Et ça commence à devenir assez lourdingue ce suspens… on dirait que tout débat est impossible à l’UMP tant que Nicolas Sarkozy n’a pas dit s’il revenait ou s’il abandonnait définitivement la politique (sachant qu’en langage politique –comme en langage amoureux- « définitivement », « jamais », « toujours » expriment une vérité soluble dans l’ambition et le contexte, donc assez éphémère)… Pour l’instant, à l’UMP, ceux qui s’expriment pour donner leur vision de l’avenir sont assez inaudibles. Il y a bien sur les propositions agrainées par Xavier Bertrand, François Fillon et Alain Juppé, candidats officiels aux primaires de 2016. Il y a ce tour de France des fédérations d’Hervé Marmiton, candidat à la tête de l’UMP et de Bruno Le Maire, quasi candidat à la tête de l’UMP. On peut, dès lors, commencer à dresser la nouvelle carte idéologique de la droite.
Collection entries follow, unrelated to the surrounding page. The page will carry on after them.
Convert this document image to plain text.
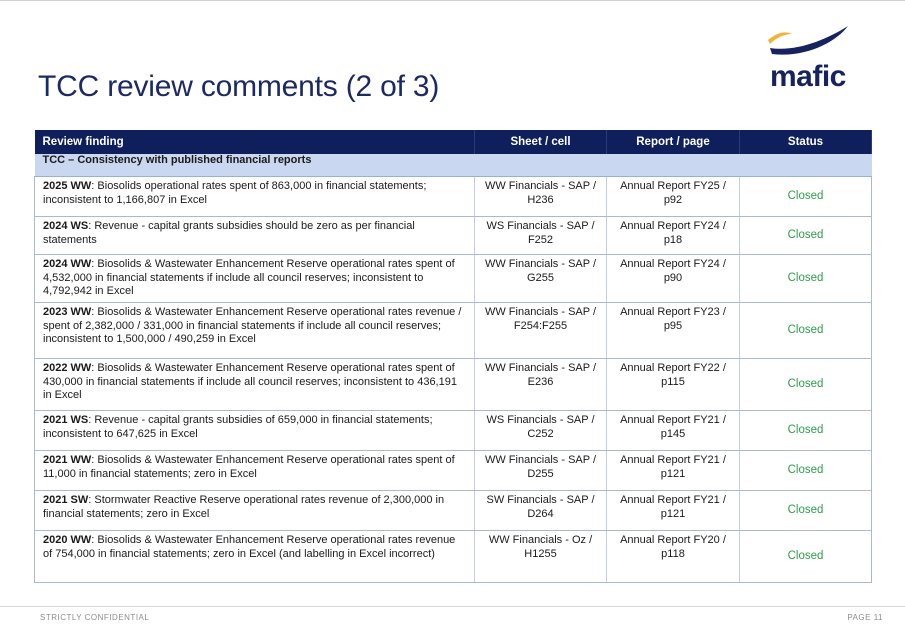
TCC review comments (2 of 3)	mafic
Review finding	Sheet / cell	Report / page	Status
TCC – Consistency with published financial reports			
2025 WW: Biosolids operational rates spent of 863,000 in financial statements; inconsistent to 1,166,807 in Excel	WW Financials - SAP / H236	Annual Report FY25 / p92	Closed
2024 WS: Revenue - capital grants subsidies should be zero as per financial statements	WS Financials - SAP / F252	Annual Report FY24 / p18	Closed
2024 WW: Biosolids & Wastewater Enhancement Reserve operational rates spent of 4,532,000 in financial statements if include all council reserves; inconsistent to 4,792,942 in Excel	WW Financials - SAP / G255	Annual Report FY24 / p90	Closed
2023 WW: Biosolids & Wastewater Enhancement Reserve operational rates revenue / spent of 2,382,000 / 331,000 in financial statements if include all council reserves; inconsistent to 1,500,000 / 490,259 in Excel	WW Financials - SAP / F254:F255	Annual Report FY23 / p95	Closed
2022 WW: Biosolids & Wastewater Enhancement Reserve operational rates spent of 430,000 in financial statements if include all council reserves; inconsistent to 436,191 in Excel	WW Financials - SAP / E236	Annual Report FY22 / p115	Closed
2021 WS: Revenue - capital grants subsidies of 659,000 in financial statements; inconsistent to 647,625 in Excel	WS Financials - SAP / C252	Annual Report FY21 / p145	Closed
2021 WW: Biosolids & Wastewater Enhancement Reserve operational rates spent of 11,000 in financial statements; zero in Excel	WW Financials - SAP / D255	Annual Report FY21 / p121	Closed
2021 SW: Stormwater Reactive Reserve operational rates revenue of 2,300,000 in financial statements; zero in Excel	SW Financials - SAP / D264	Annual Report FY21 / p121	Closed
2020 WW: Biosolids & Wastewater Enhancement Reserve operational rates revenue of 754,000 in financial statements; zero in Excel (and labelling in Excel incorrect)	WW Financials - Oz / H1255	Annual Report FY20 / p118	Closed
STRICTLY CONFIDENTIAL	PAGE 11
François Fillon a fait sa rentrée, la semaine dernière, dans une indifférence générale, en pleine crise gouvernementale, mais son discours confirmait la tendance à une certaine radicalité.

L’ancien premier ministre veut administrer un remède de cheval à la France !
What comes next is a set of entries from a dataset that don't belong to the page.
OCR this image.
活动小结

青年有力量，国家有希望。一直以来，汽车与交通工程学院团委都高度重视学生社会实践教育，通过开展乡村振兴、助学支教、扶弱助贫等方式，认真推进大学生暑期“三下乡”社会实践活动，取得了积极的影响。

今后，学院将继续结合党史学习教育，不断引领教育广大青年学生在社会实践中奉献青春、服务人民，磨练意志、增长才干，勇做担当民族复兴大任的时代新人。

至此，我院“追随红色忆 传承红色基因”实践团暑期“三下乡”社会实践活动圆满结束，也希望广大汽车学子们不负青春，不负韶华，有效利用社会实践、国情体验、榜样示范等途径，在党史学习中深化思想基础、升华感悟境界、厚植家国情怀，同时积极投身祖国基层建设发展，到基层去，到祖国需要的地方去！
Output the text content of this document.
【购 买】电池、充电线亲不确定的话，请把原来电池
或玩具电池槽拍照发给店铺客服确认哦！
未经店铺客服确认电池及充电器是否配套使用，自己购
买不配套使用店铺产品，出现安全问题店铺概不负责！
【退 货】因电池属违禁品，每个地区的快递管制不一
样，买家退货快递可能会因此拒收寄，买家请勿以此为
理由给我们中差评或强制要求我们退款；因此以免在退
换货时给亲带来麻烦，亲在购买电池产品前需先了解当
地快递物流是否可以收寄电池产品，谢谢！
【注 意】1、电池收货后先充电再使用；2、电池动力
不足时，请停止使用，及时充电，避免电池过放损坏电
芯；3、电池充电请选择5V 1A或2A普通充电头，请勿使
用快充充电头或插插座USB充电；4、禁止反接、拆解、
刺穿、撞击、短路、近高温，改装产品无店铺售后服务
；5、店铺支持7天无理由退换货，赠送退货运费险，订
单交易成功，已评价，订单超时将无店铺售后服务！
Oui, fini les 35 heures, 20% de fonctionnaires en moins, 100 milliards d’économie… c’est une promesse de rupture fillonienne. Il était d’ailleurs significatif d’entendre, dimanche, celui qui est accusé de dérive Blairiste, Valls, qualifier le programme de Fillon de thatchérien. Alain Juppé, lui, semble échapper à cette dérive droitière. Il s’est déjà déclaré candidat afin que les primaires soient gravées dans le marbre avant que Nicolas Sarkozy (qui n’en veut pas) prenne la tête de l’UMP. Alain Juppé occupe la place de l’homme d’Etat responsable, modéré, centro-, voire écolo-compatible. Dans quel coin de la carte idéologique de la droite, Nicolas Sarkozy fera-t-il sa réapparition ? On n’en sait rien ! D’autant que ce coin sera avant tout déterminé par des raisons stratégiques et par le souci de surprendre. Droite dure et « buissonienne », ou droite ouverte et centriste ? Posture de re-rupture ou une stratégie qui emprunte plus à l’art statuaire qu’à la science économique : le sage rassurant comme François Mitterrand, « France Unie » de 1988, le pourfendeur de l’emprise des partis, style de Gaulle 1958 ? Le fait que personne ne puisse dire avec quelque assurance sur quelle ligne reviendra Nicolas Sarkozy en dit long sur ce besoin irrépressible et régressif d’un homme providentiel. Besoin réactivé par le manque de leadership du président par lequel on explique un peu trop rapidement le manque de résultat. La droite qui attend Sarkozy mise sur son équation personnelle et sur l’effet de contraste que son retour, forcement tonitruant, ne manquera pas de provoquer aux dépends d’un terne François Hollande au comble de son impuissance. A ce stade, ceux qui aiment la politique, au sens confrontation des idées, plus qu’au sens course de chevaux, ou concours de décibel médiatique, peuvent craindre le pire.